What’s the view from where you live? Are these rental bikes becoming a nuisance and are they creating more problems than they solve? Or is the litter the price we pay for greener transport?

13 COMMENTS

  1. Definitely a world wide phenomenon, Mike.

    Same thing happens here in Melbourne. The “law of unintended consequences” also kicked in, and we now employ people to fetch the abondoned “hire bikes” from all over the suburbs, not just in the CBD areas. I’ve seen them as far afield as 20km from the central City, left like flotsam on the pathways and nature strips.

  2. I am in Amsterdam from Sydney.
    Enough said
    Bikes in use are a death trap . I saw an elderly lady in a wheel chair collide
    With a bike yesterday. Bikes fault but he survived.
    The abandoned bikes make London look bike free.
    I walk.
    Cheers
    Philip

    • I had completely forgotten the appalling mess that is Amsterdam. It is a city totally ruined. The front of Centraal Station is a sight to behold. London has a long way to go. The nearby capital of Den Haag is so much nicer in my opinion.

  3. Not sure what the answer is. 20 years ago I worked a stone’s throw from Soho Square in London and abandoned bikes were a problem then. Most railings in the area carried signs warning that bikes left chained up would be removed. Back then I used to cycle daily through central London but there weren’t folk on rental bikes tottering around.

    I guess if you make something basically disposable then people will treat it that way.

    Now I live in the middle of a desert where there are no bikes and no bitumen either.

  4. I’m in the Sandover area (Officially called Utopia or Urapuntja) in the central deserts of Australia. Very quiet, very remote, not many people but the bird life is impressive.

    • I took a look at Sandover on Google Maps, satellite view… Wow, what a place, it is almost like you are living in the middle of an abstract photograph.

      That is one remote spot, not the sort of place to break down in your car.

  5. Here in Chicago bike riding tends to split into those hardy enough to bike all year round, even in -10F in the dead of winter. Those hardy souls also have to contend with bike lanes that are not always observed by truck and SUV drivers. The thought that any of them would abandon a bike is unlikely and any thief looking at profiteering from a bike would be unlikely to see much of an ROI.

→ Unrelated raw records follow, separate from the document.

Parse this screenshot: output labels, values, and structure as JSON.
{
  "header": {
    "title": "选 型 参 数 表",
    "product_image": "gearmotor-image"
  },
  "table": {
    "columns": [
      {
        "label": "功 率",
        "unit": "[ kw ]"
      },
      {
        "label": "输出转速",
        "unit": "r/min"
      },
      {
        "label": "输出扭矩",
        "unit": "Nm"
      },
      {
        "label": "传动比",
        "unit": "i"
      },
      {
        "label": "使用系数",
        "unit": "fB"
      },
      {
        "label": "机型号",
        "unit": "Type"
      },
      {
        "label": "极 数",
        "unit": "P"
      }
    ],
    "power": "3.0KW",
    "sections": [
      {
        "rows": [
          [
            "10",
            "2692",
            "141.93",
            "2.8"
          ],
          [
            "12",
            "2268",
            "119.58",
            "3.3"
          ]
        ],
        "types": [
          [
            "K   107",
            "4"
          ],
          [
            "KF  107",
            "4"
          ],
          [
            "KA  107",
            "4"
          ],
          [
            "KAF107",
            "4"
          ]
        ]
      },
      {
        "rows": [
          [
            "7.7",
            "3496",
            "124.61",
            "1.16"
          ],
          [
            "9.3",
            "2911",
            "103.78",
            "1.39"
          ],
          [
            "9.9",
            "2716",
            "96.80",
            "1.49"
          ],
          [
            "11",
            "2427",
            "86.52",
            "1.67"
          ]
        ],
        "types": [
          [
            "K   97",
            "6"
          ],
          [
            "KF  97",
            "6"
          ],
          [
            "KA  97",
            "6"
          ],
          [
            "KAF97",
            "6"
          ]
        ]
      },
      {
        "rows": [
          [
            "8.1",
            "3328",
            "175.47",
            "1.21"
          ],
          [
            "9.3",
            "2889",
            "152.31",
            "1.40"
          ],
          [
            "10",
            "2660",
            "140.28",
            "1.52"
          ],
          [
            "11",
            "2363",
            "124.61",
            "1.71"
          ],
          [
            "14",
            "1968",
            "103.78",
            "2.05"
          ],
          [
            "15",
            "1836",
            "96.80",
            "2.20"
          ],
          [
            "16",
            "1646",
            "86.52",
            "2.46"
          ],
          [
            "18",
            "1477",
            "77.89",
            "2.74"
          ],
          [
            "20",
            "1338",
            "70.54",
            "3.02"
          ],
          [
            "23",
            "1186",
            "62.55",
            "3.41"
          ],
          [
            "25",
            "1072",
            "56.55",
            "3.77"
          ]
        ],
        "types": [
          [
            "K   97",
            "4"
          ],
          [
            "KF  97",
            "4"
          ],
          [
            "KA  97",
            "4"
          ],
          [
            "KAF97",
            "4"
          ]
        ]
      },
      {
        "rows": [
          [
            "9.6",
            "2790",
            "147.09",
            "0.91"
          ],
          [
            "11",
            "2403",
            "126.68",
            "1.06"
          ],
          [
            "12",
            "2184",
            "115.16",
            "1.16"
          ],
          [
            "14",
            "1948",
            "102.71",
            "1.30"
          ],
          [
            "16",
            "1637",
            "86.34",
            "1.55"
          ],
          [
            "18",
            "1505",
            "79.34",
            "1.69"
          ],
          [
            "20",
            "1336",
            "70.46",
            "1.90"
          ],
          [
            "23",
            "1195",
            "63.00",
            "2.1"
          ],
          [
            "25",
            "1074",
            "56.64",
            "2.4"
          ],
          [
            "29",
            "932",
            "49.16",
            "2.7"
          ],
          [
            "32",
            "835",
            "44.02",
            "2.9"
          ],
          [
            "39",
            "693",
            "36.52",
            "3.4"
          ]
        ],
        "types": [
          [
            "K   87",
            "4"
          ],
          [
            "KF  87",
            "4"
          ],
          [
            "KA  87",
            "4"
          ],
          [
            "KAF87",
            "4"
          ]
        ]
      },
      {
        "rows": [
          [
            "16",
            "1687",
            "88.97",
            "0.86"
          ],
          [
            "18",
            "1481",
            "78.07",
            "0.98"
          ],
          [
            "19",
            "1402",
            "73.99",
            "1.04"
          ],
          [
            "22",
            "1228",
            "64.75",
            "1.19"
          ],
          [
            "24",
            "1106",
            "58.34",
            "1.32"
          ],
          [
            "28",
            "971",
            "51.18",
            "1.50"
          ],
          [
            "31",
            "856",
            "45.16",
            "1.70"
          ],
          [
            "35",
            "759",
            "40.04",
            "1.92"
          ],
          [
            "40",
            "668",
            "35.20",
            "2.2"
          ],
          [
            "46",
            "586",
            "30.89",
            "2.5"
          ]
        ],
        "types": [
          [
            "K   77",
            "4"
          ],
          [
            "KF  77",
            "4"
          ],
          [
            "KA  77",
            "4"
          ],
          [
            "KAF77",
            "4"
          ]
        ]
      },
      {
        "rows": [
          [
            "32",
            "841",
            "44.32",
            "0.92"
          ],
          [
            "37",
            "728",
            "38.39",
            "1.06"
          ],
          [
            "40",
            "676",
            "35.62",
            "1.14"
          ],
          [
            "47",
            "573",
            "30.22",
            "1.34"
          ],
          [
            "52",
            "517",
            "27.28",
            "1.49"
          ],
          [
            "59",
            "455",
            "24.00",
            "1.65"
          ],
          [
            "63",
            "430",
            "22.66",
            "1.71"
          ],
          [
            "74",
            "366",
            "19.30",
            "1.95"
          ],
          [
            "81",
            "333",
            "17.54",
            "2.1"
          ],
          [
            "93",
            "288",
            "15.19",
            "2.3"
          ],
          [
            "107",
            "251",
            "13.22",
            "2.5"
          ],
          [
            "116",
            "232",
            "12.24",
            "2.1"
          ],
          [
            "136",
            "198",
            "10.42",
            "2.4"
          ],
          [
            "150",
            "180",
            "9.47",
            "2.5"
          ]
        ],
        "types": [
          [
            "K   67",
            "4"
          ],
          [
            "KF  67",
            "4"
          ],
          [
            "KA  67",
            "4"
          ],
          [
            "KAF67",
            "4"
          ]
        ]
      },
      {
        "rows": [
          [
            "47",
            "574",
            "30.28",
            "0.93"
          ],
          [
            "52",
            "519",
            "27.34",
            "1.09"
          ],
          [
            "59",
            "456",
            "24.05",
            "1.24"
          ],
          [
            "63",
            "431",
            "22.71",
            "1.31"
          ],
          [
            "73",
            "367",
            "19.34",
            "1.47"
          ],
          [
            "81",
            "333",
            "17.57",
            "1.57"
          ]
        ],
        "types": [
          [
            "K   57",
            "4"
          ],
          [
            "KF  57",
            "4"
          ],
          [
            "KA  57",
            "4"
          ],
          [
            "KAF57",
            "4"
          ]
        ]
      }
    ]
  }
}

    That leaves the “DIVVY” rental bike which can only be accessed if you have inserted your credit card into the bike locking system. The bikes are so distinctive that they’re not worth stealing by a casual thief – who would buy one?

    I lived in Amsterdam for a while an abandoned bikes – either worn out or stolen – were commonplace to the point where you could pick up your daily commuter bike for about €50.

  6. Rental bikes are always awful to ride.Iffy brake adjustment, a saddle that doesn’t fit your rear end and wonky steering, not to mention heavy, ugly and not agile.
    It doesn’t cost so much to buy your very own bike ( needn’t be expensive ) which overcomes all of these things and actually makes it enjoyable to ride.Yes, there’s always a risk of theft. Take precautions. But please, get a real bike not a piece of junk with a Spanish Bank name on it. It’s the city, not a beach resort.

  7. There is also a huge problem with cyclists on paths and pavements – in parks and close to where I live (LBHF), on the Thames path. There are kids and dogs and pedestrians endangered constantly by sweaty twits cycling at high speed on the paths – whilst there is a perfectly safe, hardly used road right behind.

  8. I can only assume that there is no planning condition that forces these companies to employ people to keep a check on where and how the bikes are parked, so users are able to just chuck them wherever, unlike the ‘Boris Bike’ docking stations. People are generally lazy when they can be.

    Personally, I would rather have bikes (that can be moved) blocking the pavement, than the disgraceful scourge of pavement car parking that blights our towns and cities.